The medical evidence supported Plaintiff until Defendant threw up the smokescreen of five pages of stipulated "medical records" from a visit to a chiropractor on 16 March 1994, less than 60 days prior to the admitted injury by accident of 3 May 1994. Plaintiff testified and argues that this visit to the chiropractor resulted from a free coupon printed in the local paper and that, had the visit not been free, he would not have gone and did not need the chiropractor's services. If true, this means that plaintiff's prior back injuries were asymptomatic prior to this admittedly compensable accident and the medical testimony then supports plaintiff's claim to continuing disability. Plaintiff testified that the information he supplied on the chiropractor's form related to soreness he was then feeling from working on hardwood floors and did not relate at all to prior injuries. The form itself appears to corroborate this in that a distinction was made between present conditions and past conditions and plaintiff related most of his pain to present conditions. The form asked, "Major complaint:" and the answer given was "neck back `lower'". It also asked "How long have you has (sic) this condition?" and the answer was "30 years". Plaintiff correctly noted that 30 years prior he was 12 years old and that if he had been suffering in his "neck back `lower'" for 30 years it had not stopped him from working until the 3 May 1994 accident. All the Full Commission has to judge the matter is the transcript of the hearing before the Deputy Commissioner and the argument made by plaintiff before the Full Commission.

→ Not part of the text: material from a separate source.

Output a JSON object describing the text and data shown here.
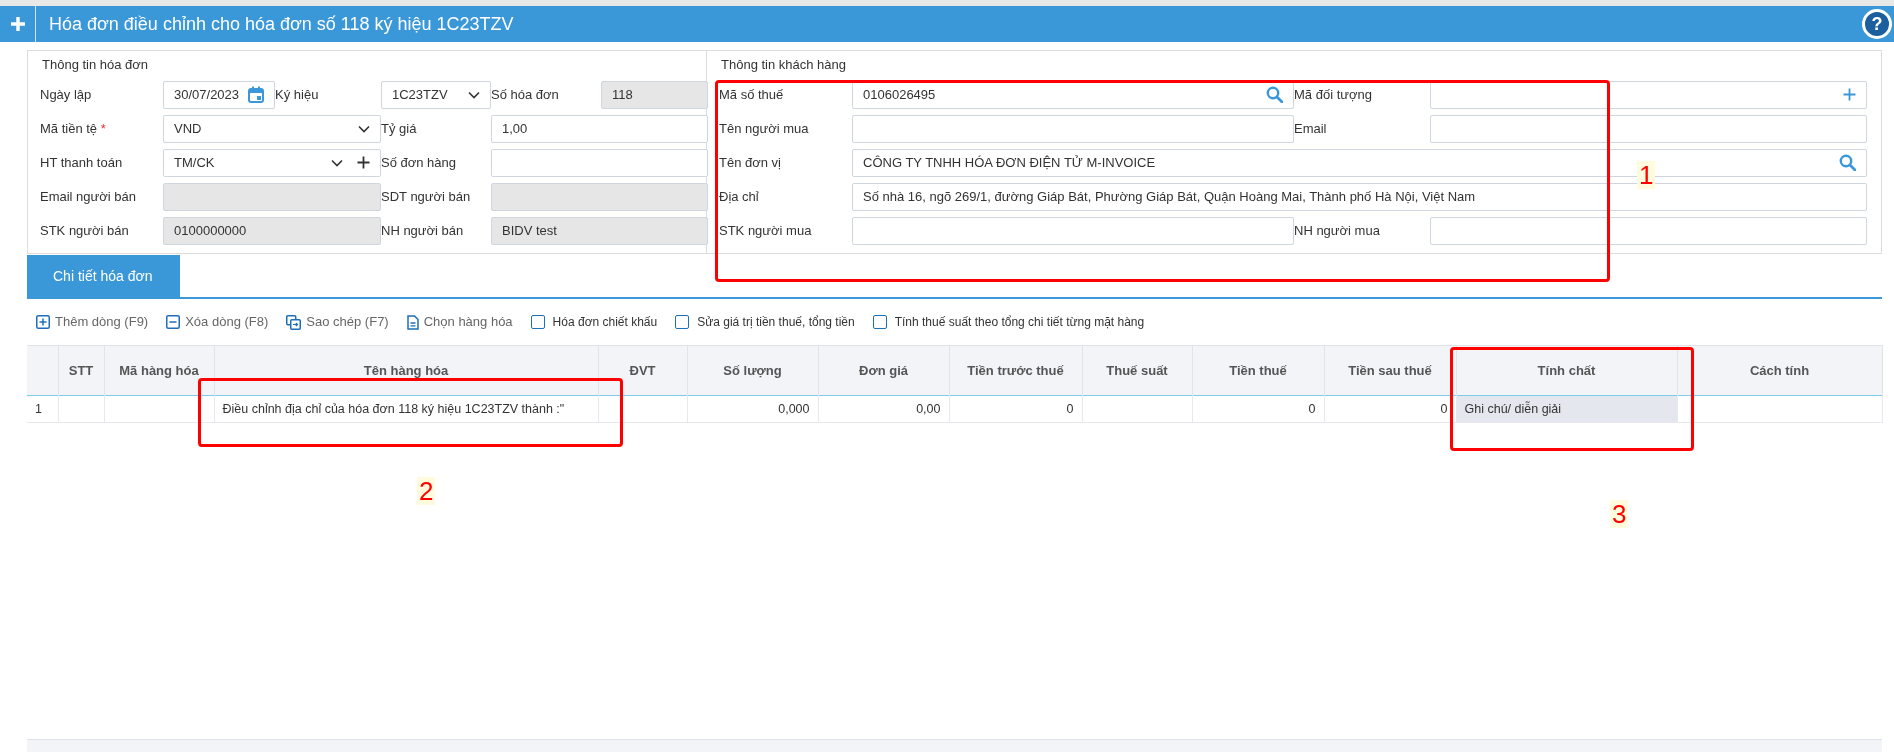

Before I give any credence at all to the "medical record" supplied by the chiropractor's office I would want to know from the chiropractor whether there was a free visit coupon advertisement and just what the chiropractor remembers about the visit. This was a pro se case and the chiropractor was not called to testify and yet the whole finding of the Deputy Commissioner hinges on this chiropractor visit.
I firmly believe that the Commission has a duty in a case like this to make inquiry itself about the missing pieces of the puzzle. My vote is for this panel of the Full Commission to hold a further hearing to which the chiropractor will be subpoenaed and to which the plaintiff will be invited to research, obtain and present the chiropractor's coupon. After the puzzle has been completed the facts may support the Deputy Commissioner's Opinion and Award or they may not. Our job is not done until the puzzle is completed.
My vote is to reopen the record and for the Full Commission panel itself to conduct further fact finding.